Just recently I read a memoir called
The Stolen Light by Ved Mehta. Set in the1950's, the story tells of Ved's struggle with blindness while being educated in a foreign country. One of his greatest desires was not to look different.
From an early age, Ved mastered the skill of echolocation and was very capable of finding his own way without assistance. Throughout the book he writes it was a constant annoyance that others would try to guide him.
Ved says of one occasion,
He kept on irritatingly pointing out steps and doors, which I could recognise by myself by means of sound shadows.

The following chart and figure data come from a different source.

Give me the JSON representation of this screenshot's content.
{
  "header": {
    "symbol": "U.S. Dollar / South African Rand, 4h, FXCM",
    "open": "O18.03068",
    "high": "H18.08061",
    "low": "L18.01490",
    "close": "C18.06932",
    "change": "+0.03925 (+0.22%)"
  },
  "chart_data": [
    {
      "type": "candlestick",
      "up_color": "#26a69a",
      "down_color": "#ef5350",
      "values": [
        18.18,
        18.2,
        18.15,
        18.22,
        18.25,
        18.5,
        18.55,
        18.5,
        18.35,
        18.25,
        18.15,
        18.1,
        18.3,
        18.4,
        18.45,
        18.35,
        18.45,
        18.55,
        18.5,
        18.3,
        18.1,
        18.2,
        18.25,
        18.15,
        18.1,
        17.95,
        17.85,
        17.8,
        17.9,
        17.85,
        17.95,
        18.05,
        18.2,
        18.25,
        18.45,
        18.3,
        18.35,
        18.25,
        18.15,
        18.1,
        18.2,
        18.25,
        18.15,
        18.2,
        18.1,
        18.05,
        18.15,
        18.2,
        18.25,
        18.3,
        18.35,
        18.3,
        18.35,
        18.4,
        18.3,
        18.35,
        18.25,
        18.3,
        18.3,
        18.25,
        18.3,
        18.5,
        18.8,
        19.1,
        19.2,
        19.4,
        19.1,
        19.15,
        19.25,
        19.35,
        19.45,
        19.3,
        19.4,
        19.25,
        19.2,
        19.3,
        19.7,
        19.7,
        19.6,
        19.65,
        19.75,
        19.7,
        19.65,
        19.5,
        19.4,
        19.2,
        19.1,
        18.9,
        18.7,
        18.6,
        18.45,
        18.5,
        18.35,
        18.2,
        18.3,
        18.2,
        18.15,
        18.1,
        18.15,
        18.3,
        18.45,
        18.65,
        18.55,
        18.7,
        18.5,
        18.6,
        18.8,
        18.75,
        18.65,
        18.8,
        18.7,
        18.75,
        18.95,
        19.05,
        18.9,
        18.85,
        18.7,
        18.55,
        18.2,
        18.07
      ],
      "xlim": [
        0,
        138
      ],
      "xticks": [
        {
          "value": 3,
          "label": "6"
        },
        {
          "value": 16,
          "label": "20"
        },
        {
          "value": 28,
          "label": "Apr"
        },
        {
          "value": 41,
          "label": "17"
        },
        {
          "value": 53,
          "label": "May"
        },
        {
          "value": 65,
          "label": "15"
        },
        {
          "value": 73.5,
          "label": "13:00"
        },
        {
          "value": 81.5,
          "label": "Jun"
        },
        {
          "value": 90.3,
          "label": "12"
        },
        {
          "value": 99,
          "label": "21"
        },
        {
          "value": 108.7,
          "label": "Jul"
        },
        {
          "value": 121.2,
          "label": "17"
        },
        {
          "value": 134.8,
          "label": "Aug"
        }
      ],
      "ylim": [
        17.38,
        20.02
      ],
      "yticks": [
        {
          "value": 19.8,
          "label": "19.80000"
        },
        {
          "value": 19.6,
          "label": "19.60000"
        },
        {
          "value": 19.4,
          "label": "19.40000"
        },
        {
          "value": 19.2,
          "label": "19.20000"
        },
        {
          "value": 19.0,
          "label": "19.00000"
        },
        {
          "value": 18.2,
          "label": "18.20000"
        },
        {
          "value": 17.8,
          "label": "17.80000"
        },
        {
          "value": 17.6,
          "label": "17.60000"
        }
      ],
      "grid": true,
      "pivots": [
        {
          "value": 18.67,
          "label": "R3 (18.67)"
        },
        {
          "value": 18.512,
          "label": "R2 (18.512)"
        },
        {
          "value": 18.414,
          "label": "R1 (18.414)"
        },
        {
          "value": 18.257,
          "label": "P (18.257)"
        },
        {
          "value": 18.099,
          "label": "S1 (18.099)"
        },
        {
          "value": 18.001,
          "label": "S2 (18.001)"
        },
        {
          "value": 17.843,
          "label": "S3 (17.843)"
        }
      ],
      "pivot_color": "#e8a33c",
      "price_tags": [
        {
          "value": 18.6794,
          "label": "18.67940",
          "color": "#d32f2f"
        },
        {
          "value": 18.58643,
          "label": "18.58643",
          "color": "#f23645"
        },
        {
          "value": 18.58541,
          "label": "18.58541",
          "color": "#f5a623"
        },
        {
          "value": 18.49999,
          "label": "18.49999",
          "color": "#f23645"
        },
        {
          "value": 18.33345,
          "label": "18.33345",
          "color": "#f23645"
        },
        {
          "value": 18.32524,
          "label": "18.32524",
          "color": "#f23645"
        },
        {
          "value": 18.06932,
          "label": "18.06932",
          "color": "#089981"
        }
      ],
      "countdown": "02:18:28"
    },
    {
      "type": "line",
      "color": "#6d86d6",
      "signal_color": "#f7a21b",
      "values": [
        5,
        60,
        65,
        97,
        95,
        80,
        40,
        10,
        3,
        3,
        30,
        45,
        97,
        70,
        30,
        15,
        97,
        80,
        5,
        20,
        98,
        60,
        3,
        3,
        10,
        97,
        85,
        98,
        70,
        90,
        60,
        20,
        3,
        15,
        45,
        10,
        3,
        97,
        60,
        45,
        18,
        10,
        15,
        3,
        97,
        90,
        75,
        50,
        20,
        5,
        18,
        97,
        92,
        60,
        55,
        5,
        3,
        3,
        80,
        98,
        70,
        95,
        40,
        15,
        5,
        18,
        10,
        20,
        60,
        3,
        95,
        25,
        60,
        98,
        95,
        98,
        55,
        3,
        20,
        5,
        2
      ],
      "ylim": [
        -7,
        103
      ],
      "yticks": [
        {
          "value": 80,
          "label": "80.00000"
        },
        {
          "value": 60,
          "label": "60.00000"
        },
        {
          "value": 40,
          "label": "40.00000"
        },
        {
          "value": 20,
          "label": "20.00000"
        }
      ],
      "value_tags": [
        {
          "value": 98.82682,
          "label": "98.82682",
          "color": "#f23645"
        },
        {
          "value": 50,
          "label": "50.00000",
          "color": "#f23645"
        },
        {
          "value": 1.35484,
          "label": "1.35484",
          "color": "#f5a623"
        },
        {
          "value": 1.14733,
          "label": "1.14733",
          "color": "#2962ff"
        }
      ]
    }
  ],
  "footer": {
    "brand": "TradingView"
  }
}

Up until now, many of those who have mastered echolocation have been self-taught. And some have learnt this skill at an early age.
Several years ago American Ben Underwood amazed people with his echolocation abilities. Ben lost his eyes to cancer when he was three years old. But it didn't restrict him. He could still play football, basketball and ride a bike with the rest of the neighbourhood kids. He said he could detect where object were by making clicking noises with his tongue.
Daniel Kish lost both his eyes as a baby. At a very young age he taught himself to locate objects by also clicking his tongue and waiting for the resound. He is now teaching others the same skill.
Despite a study proving that human echolocation is possible, it has been mostly ignored as a mobility aid. Kish has his own ideas on why.
In a recent report in the magazine
Men's Journal Kish says,
The blindness field is firmly based in tradition and dogma and is very slow to evolve.
In the meantime, I have a new challenge in trying to develop my own sixth sense. And I'm just not getting it. But I have come to realise how close my computer is to me by swearing at it. Currently, that's the extent of my echolocation skills.